Seth Godin’in geçen haftaki blog yazısı “uyum sağlamak ve aykırı olmak” ikilemini tartışmış. Hangisi daha kolay, hangisi daha yararlı, hangisi başarının anahtarı?

Herkes gibi olmak istenen bir şey mi, iyi bir şey mi? Farklı olmak desteklenmeli mi, kösteklenmeli mi? Kimin, ne zaman, nerede sorduğuna göre bu soruların cevapları değişebilir mi?

Amacınız nedir?

Amaç grubun parçası olmaksa, uyum kilit önem taşır. Herkesle iyi ilişkileri olan uyumlu biri olmak. Kısa sürede arkadaş ve güven kazanmak için kestirme yol olabilir. Her açıdan ortalama olmak, aşırılıklara, uçlara rağbet etmemek. Her açıdan düzeni bozmamaya özen göstermek. Haksızlıklar karşısında uzlaşmacı olmayı seçmek. Dikkati sivri dili, sorduğu akıllı sorular ve yapmayı planladığı sıradışı projelerle üzerine çekmemek. Herkesle iyi geçinmek ve sıradan olmayı kabul etmek. Gerçekten mi?

 

Tüm bu etliye sütlüye karışmama durumu güven mi oluşturur? Yoksa kolaylıkla grup içinde unutulmanızı mı sağlar?

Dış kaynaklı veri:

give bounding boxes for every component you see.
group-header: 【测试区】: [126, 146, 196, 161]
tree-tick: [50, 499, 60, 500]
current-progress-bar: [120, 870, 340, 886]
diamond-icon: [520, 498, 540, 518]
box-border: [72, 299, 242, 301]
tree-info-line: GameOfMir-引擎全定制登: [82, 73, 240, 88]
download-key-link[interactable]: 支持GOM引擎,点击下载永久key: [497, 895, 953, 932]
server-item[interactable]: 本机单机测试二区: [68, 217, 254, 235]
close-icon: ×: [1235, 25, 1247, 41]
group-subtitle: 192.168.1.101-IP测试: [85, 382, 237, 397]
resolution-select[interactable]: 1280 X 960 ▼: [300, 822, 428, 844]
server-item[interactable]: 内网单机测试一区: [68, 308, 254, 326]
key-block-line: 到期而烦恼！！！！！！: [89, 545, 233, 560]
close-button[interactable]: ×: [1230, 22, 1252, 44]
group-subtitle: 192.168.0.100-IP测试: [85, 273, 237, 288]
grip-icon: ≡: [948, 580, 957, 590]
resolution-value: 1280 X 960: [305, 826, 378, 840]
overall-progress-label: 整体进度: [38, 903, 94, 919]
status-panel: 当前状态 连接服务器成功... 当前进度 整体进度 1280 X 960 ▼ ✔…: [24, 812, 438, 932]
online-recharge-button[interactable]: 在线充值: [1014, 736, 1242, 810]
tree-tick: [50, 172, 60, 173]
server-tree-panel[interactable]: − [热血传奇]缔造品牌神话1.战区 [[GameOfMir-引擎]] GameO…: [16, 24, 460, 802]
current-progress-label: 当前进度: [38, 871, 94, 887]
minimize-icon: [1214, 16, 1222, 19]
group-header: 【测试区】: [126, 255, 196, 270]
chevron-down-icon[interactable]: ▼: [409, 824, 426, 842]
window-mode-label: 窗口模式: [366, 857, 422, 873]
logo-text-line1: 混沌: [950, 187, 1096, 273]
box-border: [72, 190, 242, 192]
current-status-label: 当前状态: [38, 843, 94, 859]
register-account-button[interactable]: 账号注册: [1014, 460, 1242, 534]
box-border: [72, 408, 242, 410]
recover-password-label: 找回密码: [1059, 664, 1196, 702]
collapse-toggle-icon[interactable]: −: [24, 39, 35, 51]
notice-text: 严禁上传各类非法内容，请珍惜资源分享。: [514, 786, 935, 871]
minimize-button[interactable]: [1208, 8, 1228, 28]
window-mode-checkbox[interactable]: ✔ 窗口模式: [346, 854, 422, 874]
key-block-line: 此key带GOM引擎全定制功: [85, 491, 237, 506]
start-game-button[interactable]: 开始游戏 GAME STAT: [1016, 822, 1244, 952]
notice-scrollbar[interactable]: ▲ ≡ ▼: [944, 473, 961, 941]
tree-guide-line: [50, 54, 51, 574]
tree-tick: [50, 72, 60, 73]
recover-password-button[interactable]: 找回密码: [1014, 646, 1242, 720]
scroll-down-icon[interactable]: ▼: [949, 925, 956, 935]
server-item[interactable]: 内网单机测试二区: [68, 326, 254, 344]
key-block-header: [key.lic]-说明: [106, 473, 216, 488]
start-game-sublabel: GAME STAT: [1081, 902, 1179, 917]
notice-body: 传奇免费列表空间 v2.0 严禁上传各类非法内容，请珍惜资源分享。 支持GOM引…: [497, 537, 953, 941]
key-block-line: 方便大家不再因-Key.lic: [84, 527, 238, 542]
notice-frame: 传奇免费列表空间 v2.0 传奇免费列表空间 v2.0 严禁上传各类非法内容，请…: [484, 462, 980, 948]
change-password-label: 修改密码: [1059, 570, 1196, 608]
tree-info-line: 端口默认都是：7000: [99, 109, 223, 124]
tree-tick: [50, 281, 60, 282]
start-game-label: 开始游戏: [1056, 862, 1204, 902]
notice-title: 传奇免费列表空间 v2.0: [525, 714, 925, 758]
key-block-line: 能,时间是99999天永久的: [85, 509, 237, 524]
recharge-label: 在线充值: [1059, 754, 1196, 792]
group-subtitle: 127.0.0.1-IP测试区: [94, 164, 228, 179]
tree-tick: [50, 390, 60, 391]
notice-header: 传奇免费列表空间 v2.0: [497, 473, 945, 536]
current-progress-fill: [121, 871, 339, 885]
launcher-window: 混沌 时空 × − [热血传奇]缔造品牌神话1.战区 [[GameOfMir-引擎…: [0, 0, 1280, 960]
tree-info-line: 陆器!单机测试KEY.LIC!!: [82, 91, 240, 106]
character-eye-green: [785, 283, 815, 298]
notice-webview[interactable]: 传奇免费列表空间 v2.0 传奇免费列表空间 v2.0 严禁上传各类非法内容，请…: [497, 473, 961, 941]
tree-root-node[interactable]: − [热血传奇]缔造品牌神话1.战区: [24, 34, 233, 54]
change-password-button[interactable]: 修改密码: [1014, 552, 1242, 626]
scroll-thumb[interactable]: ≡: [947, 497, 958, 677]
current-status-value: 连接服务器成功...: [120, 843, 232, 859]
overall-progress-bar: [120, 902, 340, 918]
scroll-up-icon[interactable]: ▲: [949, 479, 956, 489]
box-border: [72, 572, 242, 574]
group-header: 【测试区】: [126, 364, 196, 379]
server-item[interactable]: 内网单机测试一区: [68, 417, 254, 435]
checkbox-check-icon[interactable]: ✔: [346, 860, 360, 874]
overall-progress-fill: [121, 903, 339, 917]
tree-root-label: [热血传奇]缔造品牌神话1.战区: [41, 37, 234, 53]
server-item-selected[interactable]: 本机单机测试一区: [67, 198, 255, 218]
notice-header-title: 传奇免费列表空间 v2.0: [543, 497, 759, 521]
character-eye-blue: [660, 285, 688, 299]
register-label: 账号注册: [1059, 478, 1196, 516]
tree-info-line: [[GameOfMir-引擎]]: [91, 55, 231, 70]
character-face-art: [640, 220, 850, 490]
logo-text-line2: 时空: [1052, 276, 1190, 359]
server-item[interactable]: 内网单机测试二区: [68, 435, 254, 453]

Güven oluşturmak için sorumluluk almamız, bu sorumlulukları yerine getireceğimize dair söz vermemiz ve bu sözleri tutmamız gerekir. Uyumlu insanların birçoğu sözlerini tutamamanın korkusuyla söz vermekten kaçınırlar. Söz vermek ve yerine getirmek kolay iş değildir, değer vermeniz, ilkeli olmanız, risk almayı ve değişime yol açmayı göze alacak yüreğinizin olması gerekir. Dahil olduğunuz topluma, şirkete veya gruba körü körüne uyumlu olmak için düşünmeyi bırakmanız veya düşündüğünüz şeyleri kendinize saklamanız gerekir. Bu da düşünen, üreten, şirketinin, departmanının ve toplumun genelinin iyiye gitmesini isteyen biri için imkansızdır. Herkesin ait olduğu gruba, topluluğa zaman zaman ters düşen görüşleri, işlerin daha iyiye gitmesi için çözüm önerileri olacaktır. Geliştirmek esastır, geliştirebilmek için ise, cesaretinizi toplayıp farklı düşünmeye, farklı düşüncelerinizi iletmeye açık olmalısınız. Her zaman sonuna kadar uyum sağlamanız mümkün değil ancak doğru yerde aykırı olmayı bilmek fark yaratacaktır.